In a low, almost human voice, Cornell said, “Bullshit!”
“But I’ve asked for compensations,” her cousin allowed. “A tiny percentage of the profits. A finder’s fee, I consider it.”
“How much?” asked Porsche.
“In the next twenty years, if the middle-of-the-road predictions hold, I should pocket somewhere around a hundred billion dollars.”
She held herself motionless, then promised, “The Few won’t let you.”
“The Few won’t
care. Not enough to matter.” He laughed abruptly, trying to prove his indifference. “I’ve protected the Few’s technologies, and I’ve guarded most of our identities, too.”
“And you’ve put your family at risk,” she countered.
“Your family is barely at risk. In a couple of earth days, they’ll be home again, and Clare will be talking about her fabulous little adventure.”
She bristled when her niece was mentioned. “So you’re not a traitor? Is that it?”
“In some eyes, I suppose I am. But you’re assuming that I’m unique, which I’m not. And you’re pretending that the Few won’t be satisfied until my ass is in some kind of prison, or dead.”
“You’re not unique,” she echoed.
“Remember, Po-lee-een. Security is my field. My specialty. And with that comes knowledge. About past breeches, like mine, and the truly terrible offenses, too.”
“Such as?”
“Let’s just say that people like me, on the occasional world, have accomplished quite a lot.”
There was a long, tense silence.
Then Trinidad gestured, remarking, “Your boyfriend needs reassurance. Give him a smile, will you?”

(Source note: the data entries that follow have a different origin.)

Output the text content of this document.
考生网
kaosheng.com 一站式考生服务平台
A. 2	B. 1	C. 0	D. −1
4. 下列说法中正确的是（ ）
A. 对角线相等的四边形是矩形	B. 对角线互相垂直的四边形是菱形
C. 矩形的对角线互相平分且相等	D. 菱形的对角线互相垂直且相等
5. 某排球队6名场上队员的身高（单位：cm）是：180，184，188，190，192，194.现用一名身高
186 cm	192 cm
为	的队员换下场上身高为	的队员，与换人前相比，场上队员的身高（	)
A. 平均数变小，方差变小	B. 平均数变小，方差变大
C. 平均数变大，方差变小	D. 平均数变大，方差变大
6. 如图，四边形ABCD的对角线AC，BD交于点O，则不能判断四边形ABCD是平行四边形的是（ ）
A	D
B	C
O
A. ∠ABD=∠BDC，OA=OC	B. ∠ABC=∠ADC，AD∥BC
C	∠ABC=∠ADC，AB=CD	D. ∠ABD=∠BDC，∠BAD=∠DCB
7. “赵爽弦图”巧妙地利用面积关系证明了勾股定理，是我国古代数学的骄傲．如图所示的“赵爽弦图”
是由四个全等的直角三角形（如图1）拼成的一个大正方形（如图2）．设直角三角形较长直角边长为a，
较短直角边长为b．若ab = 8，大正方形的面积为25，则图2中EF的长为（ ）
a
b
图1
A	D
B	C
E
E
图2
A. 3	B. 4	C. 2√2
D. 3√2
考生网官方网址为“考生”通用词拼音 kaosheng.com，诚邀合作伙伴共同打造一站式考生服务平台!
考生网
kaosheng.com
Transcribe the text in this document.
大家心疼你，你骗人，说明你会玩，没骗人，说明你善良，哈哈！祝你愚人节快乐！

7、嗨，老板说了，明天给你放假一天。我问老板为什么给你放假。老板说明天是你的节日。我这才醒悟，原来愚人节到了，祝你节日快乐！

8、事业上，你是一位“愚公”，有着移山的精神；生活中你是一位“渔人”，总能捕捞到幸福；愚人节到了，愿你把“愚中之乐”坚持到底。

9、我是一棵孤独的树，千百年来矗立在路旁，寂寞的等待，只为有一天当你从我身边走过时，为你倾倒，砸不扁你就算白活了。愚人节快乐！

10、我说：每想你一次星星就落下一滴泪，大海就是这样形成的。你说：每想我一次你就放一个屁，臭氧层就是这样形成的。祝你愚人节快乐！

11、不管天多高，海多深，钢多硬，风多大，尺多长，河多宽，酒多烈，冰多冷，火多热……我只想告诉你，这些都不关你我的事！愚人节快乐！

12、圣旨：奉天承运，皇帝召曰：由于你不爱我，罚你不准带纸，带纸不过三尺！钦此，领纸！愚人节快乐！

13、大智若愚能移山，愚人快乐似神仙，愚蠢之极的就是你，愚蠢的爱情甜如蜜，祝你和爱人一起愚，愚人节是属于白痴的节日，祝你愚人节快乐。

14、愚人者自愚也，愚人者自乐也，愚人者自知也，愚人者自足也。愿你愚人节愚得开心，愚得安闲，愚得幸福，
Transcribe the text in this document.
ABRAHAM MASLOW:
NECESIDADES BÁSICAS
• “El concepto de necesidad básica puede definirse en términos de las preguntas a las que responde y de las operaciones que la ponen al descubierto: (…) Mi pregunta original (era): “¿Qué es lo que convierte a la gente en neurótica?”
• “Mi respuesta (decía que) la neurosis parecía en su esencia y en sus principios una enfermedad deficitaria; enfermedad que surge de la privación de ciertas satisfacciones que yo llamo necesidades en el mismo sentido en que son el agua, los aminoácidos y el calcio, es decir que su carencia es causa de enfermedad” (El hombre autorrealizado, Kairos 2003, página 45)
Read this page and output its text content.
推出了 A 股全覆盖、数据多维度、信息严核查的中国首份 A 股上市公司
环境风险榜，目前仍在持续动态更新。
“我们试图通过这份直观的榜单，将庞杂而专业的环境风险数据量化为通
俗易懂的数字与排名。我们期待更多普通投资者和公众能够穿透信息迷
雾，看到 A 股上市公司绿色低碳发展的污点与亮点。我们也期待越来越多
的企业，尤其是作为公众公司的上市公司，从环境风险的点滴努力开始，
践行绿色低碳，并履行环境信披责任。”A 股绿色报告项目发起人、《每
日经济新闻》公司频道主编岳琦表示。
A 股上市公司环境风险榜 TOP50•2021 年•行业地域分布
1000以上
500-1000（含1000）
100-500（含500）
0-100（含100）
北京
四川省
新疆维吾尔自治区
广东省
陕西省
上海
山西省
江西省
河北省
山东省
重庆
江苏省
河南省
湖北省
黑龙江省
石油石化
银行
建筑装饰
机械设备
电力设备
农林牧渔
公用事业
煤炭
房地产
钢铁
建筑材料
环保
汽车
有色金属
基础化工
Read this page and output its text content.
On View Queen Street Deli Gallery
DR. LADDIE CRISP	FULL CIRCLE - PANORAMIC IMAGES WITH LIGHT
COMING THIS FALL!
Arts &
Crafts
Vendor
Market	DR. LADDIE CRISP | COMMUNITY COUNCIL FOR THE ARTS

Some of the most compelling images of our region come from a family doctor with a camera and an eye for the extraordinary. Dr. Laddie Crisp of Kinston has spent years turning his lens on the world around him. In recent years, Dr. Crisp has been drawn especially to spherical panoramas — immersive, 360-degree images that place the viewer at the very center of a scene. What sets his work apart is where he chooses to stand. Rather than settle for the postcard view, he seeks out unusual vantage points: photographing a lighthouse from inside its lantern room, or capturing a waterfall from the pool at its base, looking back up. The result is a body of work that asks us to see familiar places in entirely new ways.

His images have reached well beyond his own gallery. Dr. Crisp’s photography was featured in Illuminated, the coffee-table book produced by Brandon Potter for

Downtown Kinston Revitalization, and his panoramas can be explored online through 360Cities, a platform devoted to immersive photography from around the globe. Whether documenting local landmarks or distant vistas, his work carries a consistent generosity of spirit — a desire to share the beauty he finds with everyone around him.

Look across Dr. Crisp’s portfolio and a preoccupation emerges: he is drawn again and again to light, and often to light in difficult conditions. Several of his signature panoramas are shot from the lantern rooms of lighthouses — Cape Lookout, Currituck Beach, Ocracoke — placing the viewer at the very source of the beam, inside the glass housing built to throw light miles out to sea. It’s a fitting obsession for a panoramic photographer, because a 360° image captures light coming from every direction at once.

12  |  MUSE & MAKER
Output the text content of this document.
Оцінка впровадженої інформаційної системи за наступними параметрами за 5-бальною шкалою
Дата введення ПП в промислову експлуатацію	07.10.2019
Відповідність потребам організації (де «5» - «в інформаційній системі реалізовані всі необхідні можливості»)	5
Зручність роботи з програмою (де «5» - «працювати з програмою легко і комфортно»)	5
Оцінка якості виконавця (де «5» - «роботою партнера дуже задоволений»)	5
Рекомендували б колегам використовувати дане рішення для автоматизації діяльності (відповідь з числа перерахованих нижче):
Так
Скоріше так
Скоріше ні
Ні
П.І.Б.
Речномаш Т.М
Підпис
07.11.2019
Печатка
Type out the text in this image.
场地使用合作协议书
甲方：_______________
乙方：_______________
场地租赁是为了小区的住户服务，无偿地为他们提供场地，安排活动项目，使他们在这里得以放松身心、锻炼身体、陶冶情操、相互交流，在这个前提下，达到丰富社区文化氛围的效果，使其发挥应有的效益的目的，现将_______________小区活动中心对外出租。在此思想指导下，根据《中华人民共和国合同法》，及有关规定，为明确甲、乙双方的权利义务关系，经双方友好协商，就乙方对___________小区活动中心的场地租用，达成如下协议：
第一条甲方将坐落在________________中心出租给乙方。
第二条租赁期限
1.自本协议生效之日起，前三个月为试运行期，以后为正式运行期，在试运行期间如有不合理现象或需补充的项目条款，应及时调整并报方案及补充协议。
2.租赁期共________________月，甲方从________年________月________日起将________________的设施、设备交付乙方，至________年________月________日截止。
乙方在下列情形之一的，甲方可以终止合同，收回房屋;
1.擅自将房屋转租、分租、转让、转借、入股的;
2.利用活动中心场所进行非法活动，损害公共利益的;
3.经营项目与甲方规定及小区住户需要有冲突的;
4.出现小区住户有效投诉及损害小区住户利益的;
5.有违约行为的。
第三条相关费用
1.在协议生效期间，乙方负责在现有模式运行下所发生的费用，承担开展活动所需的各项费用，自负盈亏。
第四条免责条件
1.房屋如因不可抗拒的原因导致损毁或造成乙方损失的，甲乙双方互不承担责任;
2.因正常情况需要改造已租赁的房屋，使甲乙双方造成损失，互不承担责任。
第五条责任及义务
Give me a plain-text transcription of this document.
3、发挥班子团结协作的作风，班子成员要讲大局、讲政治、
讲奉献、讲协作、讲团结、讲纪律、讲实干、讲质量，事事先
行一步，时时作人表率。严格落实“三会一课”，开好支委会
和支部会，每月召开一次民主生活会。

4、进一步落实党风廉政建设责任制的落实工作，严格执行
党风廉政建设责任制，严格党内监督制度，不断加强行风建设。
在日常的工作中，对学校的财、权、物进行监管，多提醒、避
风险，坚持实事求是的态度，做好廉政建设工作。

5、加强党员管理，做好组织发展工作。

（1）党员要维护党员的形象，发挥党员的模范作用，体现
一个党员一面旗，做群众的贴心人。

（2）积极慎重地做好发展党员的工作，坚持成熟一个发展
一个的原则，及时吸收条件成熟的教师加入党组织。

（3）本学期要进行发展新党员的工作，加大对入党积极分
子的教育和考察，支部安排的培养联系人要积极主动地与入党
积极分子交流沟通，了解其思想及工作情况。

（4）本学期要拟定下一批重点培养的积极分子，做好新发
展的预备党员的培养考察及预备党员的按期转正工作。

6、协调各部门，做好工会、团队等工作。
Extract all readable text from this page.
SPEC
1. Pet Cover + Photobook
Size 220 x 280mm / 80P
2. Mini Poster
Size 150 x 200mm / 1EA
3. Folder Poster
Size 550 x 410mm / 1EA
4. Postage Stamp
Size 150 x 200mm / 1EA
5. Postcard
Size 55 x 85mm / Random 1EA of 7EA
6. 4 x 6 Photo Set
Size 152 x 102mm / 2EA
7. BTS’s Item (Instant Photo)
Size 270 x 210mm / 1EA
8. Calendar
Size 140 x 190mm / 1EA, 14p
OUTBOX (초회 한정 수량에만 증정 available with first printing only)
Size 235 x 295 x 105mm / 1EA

Jey-im was staring at her with passion and cold terror. Porsche obeyed, smiling but feeling so distant, so cold, that he surely wouldn’t believe her smile.
Yet he seemed mollified, turning back to Latrobe again.
“What happens to Jey-im?” she asked.
“Maybe nothing. In all this chaos, the jarrtees will be hard-pressed to figure out who to blame.”
“But people will be blamed,” she reminded him. “You know how it’ll be.”
“I do. I certainly do.” He smiled earnestly, saying, “The purge might take thousands before it’s finished.”
“Revenge against the jarrtees,” she said. “That’s another reason you’re doing this, isn’t it?”
“My favorite reason, at times.” Trinidad stared at the nearest wall, laughing at his own simple dark reflection. “In the course of one afternoon, I’ll steal the greatest minds in the City, leaving it weakened. Vulnerable. The City that decided I was a threat because I was an outsider…it’s going to see that I was!”